One of the world's largest manufacturers of lifts or elevators, it used to have to fly its technicians around the world to make any necessary repairs. Now these employees can instead use HoloLens 2 headset to connect in projected form with a local technician, guiding him or her though the work that needs doing.

Meanwhile, Japan Airlines is using the headsets to help train engine mechanics and plane crews.

Other digital image projection firms are more focused on the consumer market, such as San Diego-based Ikin. Next year it is launching a device that you clip to your mobile phone, and it will project into the air a transparent 3D image of the person you have having a video call with.

Image source, Ikin
Image caption,
Ikin's RYZ product will allow everyone with as smart phone to switch from video to digital projection calls

Gordon Wetzstein, an associate professor of electrical engineering and computer science at Stanford University, says that such 3D digital projections are a "more effective way" of communicating than video conferencing.

"[With the projections] you can create eye contact. You can read subtle cues like who's looking at whom, " he says.

Yet, he cautions that problems may occur in the future if these images become so real that distinguishing them from an actual person will become impossible.
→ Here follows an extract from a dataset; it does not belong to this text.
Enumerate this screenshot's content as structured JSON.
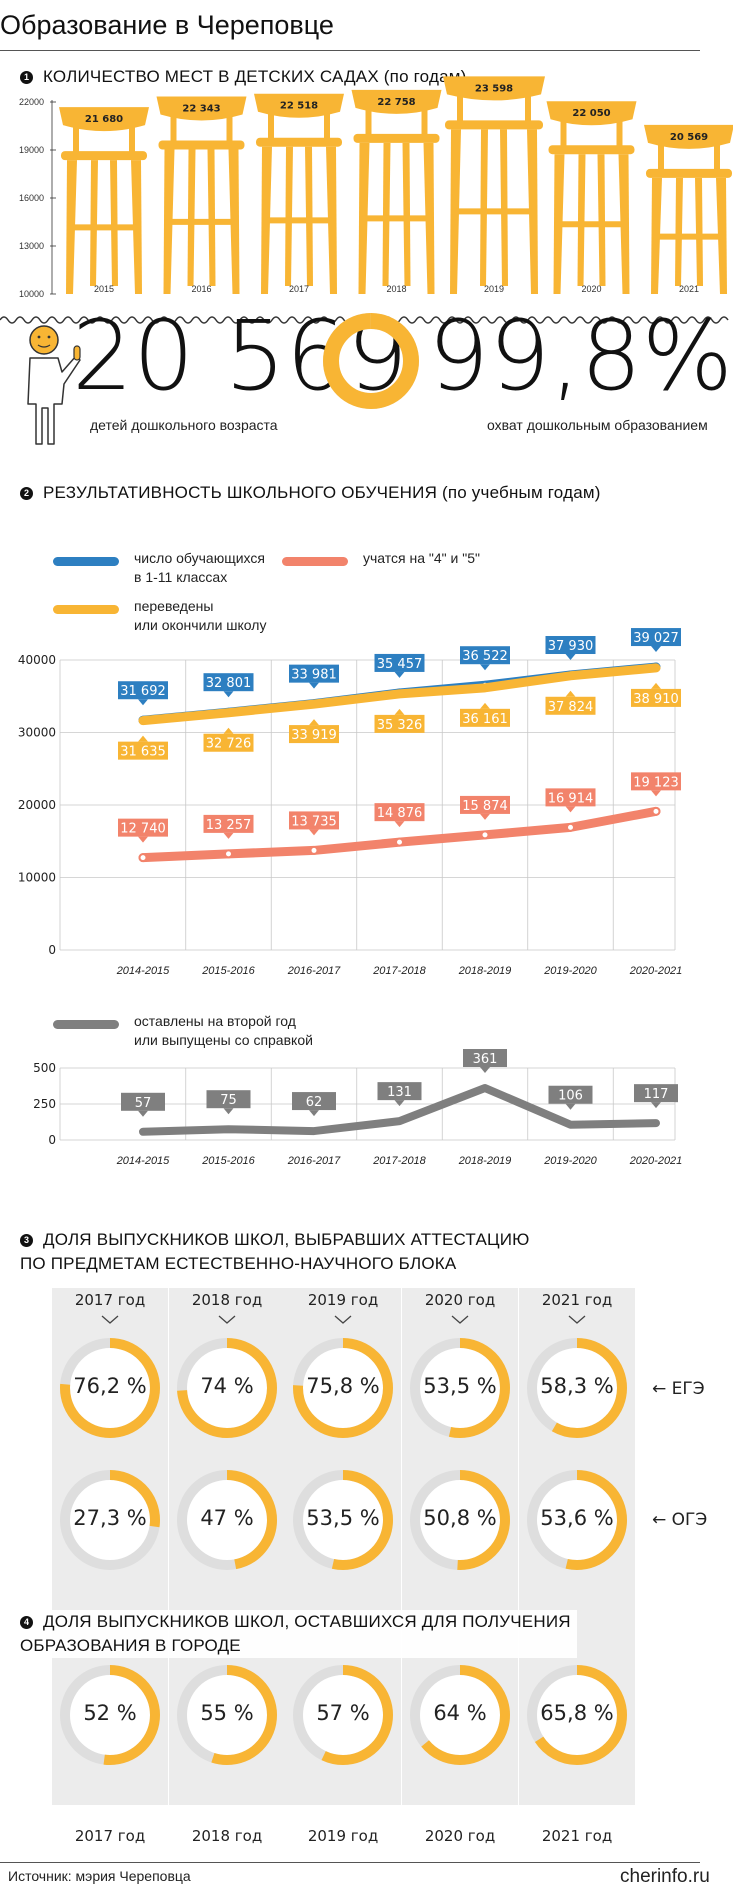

"If you can create digital or synthetic experiences that get closer and closer to how you perceive reality, you're more vulnerable to being manipulated," says Mr Wetzstein.

Back at Portl, one of the firm's earliest investors was Tim Draper, who was also an early backer of both Skype and Tesla. Portl's Mr Nussbaum says he is confident that the technology is going to replace standard video screens in video conferencing in "five years".

He also predicts that it will see off video information screens. "We'll replace every single digital display kiosk in every mall, in every lobby, in no time. This will be the new way that businesses will want to present their content whether live or recorded."

Correction 21 September: This article was updated to replace the word 'hologram' with the words 'digital projection' to accurately reflect the technology being reported on in the story.